Here’s how we can initialize HMC with one of Pathfinder’s draws:
julia> init_params = x[:, 1]
17-element Vector{Float64}:
6.998486124852993
6.986700192730891
1.4082625428667448
0.10231177412323632
0.005335621912656097
0.5495912273365953
0.5167593488513013
2.053001567025573
0.009057902929811885
0.5148513860880671
8.70228440525855
143.191360543694
3.9529928098708353
0.5010519633309503
0.20838145500524408
6.390633180968371
99.99992890794998
julia> chns = sample(MersenneTwister(92), combo1_model, NUTS(0.65), 1_000; init_params)

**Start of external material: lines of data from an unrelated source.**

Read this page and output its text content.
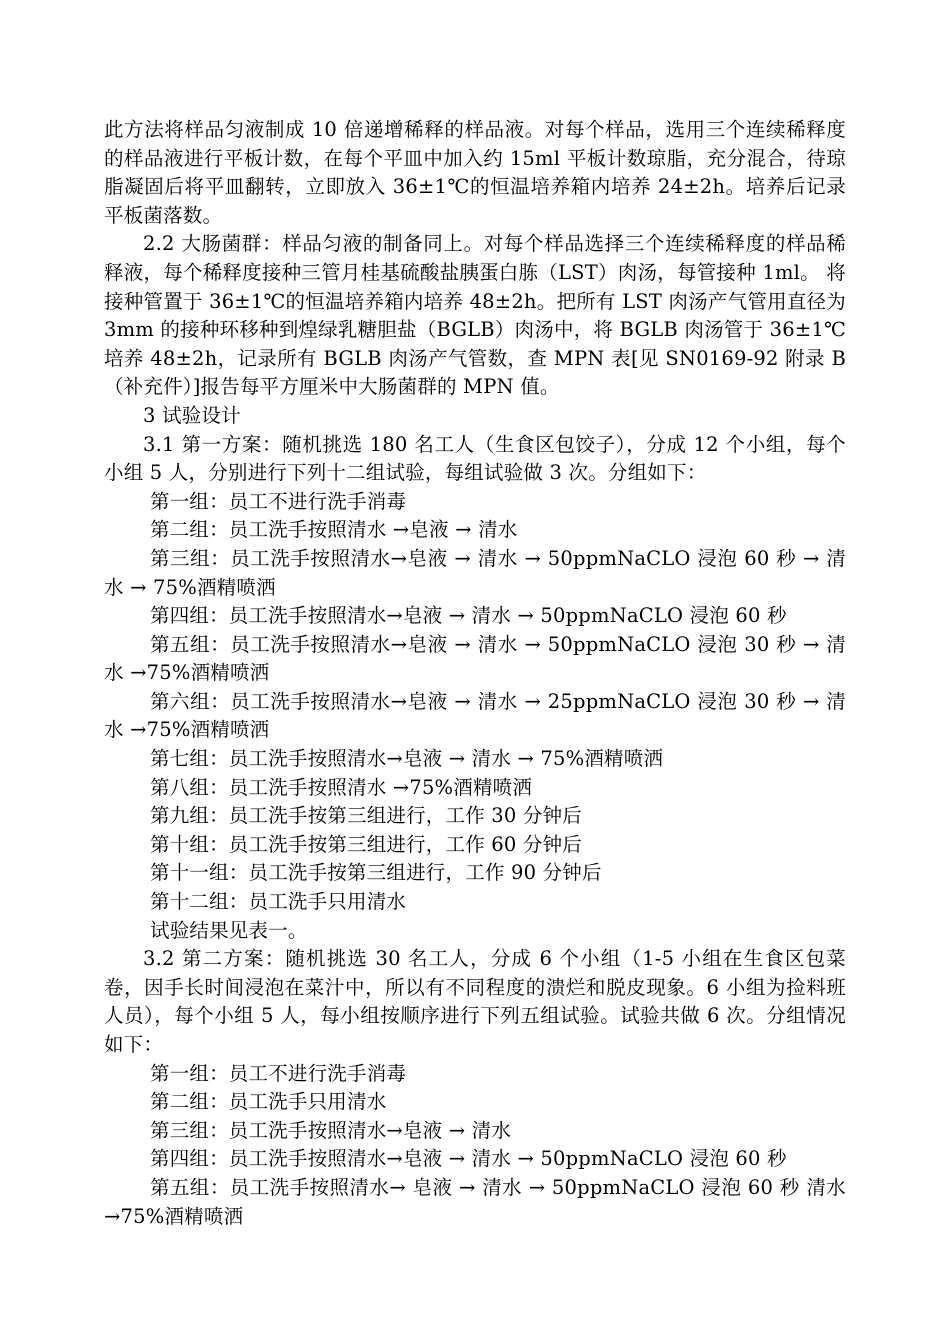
此方法将样品匀液制成 10 倍递增稀释的样品液。对每个样品，选用三个连续稀释度的样品液进行平板计数，在每个平皿中加入约 15ml 平板计数琼脂，充分混合，待琼脂凝固后将平皿翻转，立即放入 36±1℃的恒温培养箱内培养 24±2h。培养后记录平板菌落数。

2.2 大肠菌群：样品匀液的制备同上。对每个样品选择三个连续稀释度的样品稀释液，每个稀释度接种三管月桂基硫酸盐胰蛋白胨（LST）肉汤，每管接种 1ml。 将接种管置于 36±1℃的恒温培养箱内培养 48±2h。把所有 LST 肉汤产气管用直径为 3mm 的接种环移种到煌绿乳糖胆盐（BGLB）肉汤中，将 BGLB 肉汤管于 36±1℃培养 48±2h，记录所有 BGLB 肉汤产气管数，查 MPN 表[见 SN0169-92 附录 B（补充件）]报告每平方厘米中大肠菌群的 MPN 值。

3 试验设计

3.1 第一方案：随机挑选 180 名工人（生食区包饺子），分成 12 个小组，每个小组 5 人，分别进行下列十二组试验，每组试验做 3 次。分组如下：

第一组：员工不进行洗手消毒

第二组：员工洗手按照清水 →皂液 → 清水

第三组：员工洗手按照清水→皂液 → 清水 → 50ppmNaCLO 浸泡 60 秒 → 清水 → 75%酒精喷洒

第四组：员工洗手按照清水→皂液 → 清水 → 50ppmNaCLO 浸泡 60 秒

第五组：员工洗手按照清水→皂液 → 清水 → 50ppmNaCLO 浸泡 30 秒 → 清水 →75%酒精喷洒

第六组：员工洗手按照清水→皂液 → 清水 → 25ppmNaCLO 浸泡 30 秒 → 清水 →75%酒精喷洒

第七组：员工洗手按照清水→皂液 → 清水 → 75%酒精喷洒

第八组：员工洗手按照清水 →75%酒精喷洒

第九组：员工洗手按第三组进行，工作 30 分钟后

第十组：员工洗手按第三组进行，工作 60 分钟后

第十一组：员工洗手按第三组进行，工作 90 分钟后

第十二组：员工洗手只用清水

试验结果见表一。

3.2 第二方案：随机挑选 30 名工人，分成 6 个小组（1-5 小组在生食区包菜卷，因手长时间浸泡在菜汁中，所以有不同程度的溃烂和脱皮现象。6 小组为捡料班人员），每个小组 5 人，每小组按顺序进行下列五组试验。试验共做 6 次。分组情况如下：

第一组：员工不进行洗手消毒

第二组：员工洗手只用清水

第三组：员工洗手按照清水→皂液 → 清水

第四组：员工洗手按照清水→皂液 → 清水 → 50ppmNaCLO 浸泡 60 秒

第五组：员工洗手按照清水→ 皂液 → 清水 → 50ppmNaCLO 浸泡 60 秒 清水 →75%酒精喷洒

I haven’t let this sample to completion (looks like it would take about half a day), but after warm-up, I’m getting no more numerical error. I did run from a different initialization last night and the resulting samples had not converged after 1000 draws (R-hat values were far from 1) and the transitions saturated the NUTS tree depth of 10, which indicates that it never U-turns, i.e. after an HMC transition of 1024 steps, the final point has not crossed the posterior (what NUTS is adapted to do). This usually indicates that the posterior geometry will be hard for HMC to sample, e.g. some parameters are highly correlated or the log density is heavy-tailed or “bumpy” without clear modes.
So in short, my advice at this stage is 1) think about whether the chosen likelihood with variances of 0 makes sense and 2) check the model by fitting it to data simulated from the same prior and likelihood.